My professional academic life began when I became a Lecturer in Industrial Relations at Trinity College Dublin. This was in 1980, and at the time industrial relations were in a mess. The previous year, due largely to a major public sector dispute, Ireland had lost a record number of working days due to industrial action, the number of trade unions was on the whole still growing, the recently agreed ‘National Understanding’ (the then national pay agreement in Ireland) was looking like an unaffordable luxury that hadn’t bought industrial peace, and so on. In Britain industrial relations issues were sounding the death knell for traditional motor car production, and the miners’ strike was only four years away.
In fact, the British miners’ strike, and the arrival of generally non-union hi-tech companies in Ireland, were later in that decade to change industrial relations fundamentally. From then on trade union density declined, unions became a rare sight in certain industries and more generally became weak in the private sector, and the focus in management shifted from industrial relations to human relations. Back then, I was a strong and public advocate for trade union rights, but by the mid-1980s was arguing that trade unions needed to re-think some of their objectives and methods. The emerging younger population, and also the growing female part of the workforce, were unlikely to find the traditional trade union model to be attractive.

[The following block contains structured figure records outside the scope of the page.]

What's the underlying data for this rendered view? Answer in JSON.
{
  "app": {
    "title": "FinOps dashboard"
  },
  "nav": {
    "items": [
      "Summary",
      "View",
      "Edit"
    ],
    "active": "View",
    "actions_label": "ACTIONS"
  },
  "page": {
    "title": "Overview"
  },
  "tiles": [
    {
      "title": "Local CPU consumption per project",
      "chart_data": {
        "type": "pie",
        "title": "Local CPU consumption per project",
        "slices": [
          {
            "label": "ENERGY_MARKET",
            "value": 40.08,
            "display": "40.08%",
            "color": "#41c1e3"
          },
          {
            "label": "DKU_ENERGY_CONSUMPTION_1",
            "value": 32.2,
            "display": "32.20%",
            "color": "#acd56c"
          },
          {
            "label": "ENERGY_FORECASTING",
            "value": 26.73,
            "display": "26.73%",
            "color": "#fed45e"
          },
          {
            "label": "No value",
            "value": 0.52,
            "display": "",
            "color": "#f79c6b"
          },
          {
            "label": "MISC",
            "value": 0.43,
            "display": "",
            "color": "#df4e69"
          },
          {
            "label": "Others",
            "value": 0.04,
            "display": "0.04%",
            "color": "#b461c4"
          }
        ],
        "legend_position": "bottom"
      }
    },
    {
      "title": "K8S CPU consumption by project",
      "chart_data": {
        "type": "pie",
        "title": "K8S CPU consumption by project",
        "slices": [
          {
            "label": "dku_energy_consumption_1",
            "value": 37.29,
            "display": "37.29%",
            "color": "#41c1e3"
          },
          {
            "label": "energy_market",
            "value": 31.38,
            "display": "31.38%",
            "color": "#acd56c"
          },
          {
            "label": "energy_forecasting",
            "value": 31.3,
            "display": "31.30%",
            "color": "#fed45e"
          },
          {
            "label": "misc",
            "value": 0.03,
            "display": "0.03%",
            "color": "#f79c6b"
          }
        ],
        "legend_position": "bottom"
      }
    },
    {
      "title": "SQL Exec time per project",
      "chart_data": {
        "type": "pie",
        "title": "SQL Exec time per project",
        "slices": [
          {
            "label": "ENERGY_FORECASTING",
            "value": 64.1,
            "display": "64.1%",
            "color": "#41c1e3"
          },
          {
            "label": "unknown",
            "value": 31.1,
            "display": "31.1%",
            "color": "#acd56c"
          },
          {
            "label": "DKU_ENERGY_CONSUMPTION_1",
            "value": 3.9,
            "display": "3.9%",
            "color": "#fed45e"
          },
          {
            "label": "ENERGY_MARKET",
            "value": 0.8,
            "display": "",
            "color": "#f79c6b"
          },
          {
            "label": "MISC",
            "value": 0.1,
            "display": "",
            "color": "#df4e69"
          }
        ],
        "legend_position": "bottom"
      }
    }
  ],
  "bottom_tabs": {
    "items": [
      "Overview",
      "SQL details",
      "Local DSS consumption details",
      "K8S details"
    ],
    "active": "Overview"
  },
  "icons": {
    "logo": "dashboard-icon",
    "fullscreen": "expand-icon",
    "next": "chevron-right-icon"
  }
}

Some 25 years on, and much has changed, though some things have stayed. We still have social partnership, which on the whole has helped to sustain the recent period of economic growth by allowing for increasing productivity. But in the workplace trade unions don’t on the whole have the clout they used to have, and in very many workplaces they are not there at all. The main strength of the unions is in the public sector, but the increasing drive to eliminate waste and restrictive practices in the public sector will probably also call their role their into question.
Of course, trade unions too have moved on, and have become much more professional, and have become better at identifying with their members’ and their potential members’ aspirations. But they have not become good enough at selling the case for trade unionism to the public. But unless they do this effectively, they will find it hard to secure their own future.
It is still true that well led trade unions are an important ingredient to secure democracy. Important, but not essential. As the ground shifts once again under our feet, it will be vital for trade unions to consider what role they can and should have in the society of the future, and then to communicate that. I have views on this issue, and will express these in one of my next posts here.